The headline reads ‘Trust Durcell to scare the $#% out of you’, because of a new ad Duracell is going to show. The ad will show a mom getting out at a park and while getting an infant out of the car she sees a white sedan pulling away and her older child missing. No fear. The kid is wearing a tracking device and mom locates him near by. The article states:
The ad is clearly meant to substantiate Duracell’s long-running claim that people should trust its batteries in even the most serious situations. It’s a tactic that’s provided a good (and long) ride for Duracell, but also has, at times, felt over the top.
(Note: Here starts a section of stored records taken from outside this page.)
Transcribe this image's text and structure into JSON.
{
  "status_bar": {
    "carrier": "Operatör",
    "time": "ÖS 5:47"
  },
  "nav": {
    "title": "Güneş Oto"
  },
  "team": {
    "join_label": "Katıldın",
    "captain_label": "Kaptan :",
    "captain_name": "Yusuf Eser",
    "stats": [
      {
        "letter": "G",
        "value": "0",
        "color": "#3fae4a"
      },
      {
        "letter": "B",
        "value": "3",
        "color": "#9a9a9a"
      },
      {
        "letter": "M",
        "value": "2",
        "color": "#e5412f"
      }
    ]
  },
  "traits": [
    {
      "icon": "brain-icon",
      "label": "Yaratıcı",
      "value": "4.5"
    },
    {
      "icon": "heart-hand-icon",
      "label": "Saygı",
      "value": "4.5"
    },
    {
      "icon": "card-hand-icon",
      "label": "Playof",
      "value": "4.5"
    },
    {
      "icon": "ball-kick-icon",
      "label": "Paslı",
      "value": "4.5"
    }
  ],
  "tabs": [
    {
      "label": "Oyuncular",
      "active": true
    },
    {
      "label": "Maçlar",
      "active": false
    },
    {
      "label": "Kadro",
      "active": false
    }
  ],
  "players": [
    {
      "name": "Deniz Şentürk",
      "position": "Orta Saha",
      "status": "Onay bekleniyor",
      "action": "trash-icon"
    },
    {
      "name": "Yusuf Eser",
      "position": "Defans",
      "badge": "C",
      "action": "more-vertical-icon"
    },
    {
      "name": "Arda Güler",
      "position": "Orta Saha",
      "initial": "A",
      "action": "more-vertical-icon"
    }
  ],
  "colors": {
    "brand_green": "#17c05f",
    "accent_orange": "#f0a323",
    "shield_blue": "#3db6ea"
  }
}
This risks being one of those cases. The combination of tugging at parents’ heart strings and playing up parents’ worst fears feels overdramatic. Instead of making people want to buy the batteries, the company is in danger of turning off parents who don’t want to be scared into shopping.
It kind of makes us pine for that irritating, but light-hearted, Energizer bunny.
But while reading the article they referred to the company that makes the tracking device from Brickman which is a security company.
Holy Brickman Batman! These people have a ton of secret spy stuff that would make James Bond drool. All types of hidden cameras, plus a ton of tasers, pepper sprayers & knock you on your ass 300,000 volt stun gun. But what was really interesting is that they also sell keyloggers to spy on your employees, [or spouse], plus a super secret grouping of kits to check for infidelity and drug use by a spouse, family member, neighbor, who ever you want. :-) Here is a semen kit:
Do you have suspicions of your spouse or significant other cheating? Do you have a clothing item or stain you need to test for the presence of semen? Sweep a room for semen stains as old as 30 years in seconds.
Plus a ton of drug testing kits like this one:
With this easy to use Drug Identification Kit, you can detect up to 12 different types of illegal drugs. Virtually no false positives!
Now this one is good:
X-Ray Spray turns opaque paper temporarily translucent, allowing the user to view the contents of an envelope without ever opening it.
I had a few laughs taking a quick tour of the security stuff. Enjoy.
PS I don’t think that having a tracking device for a child is a bad idea at all. As far as scaring anyone, isn’t that what Brinks does with their ads of a guy breaking into a house and the woman saved by the loud alarm?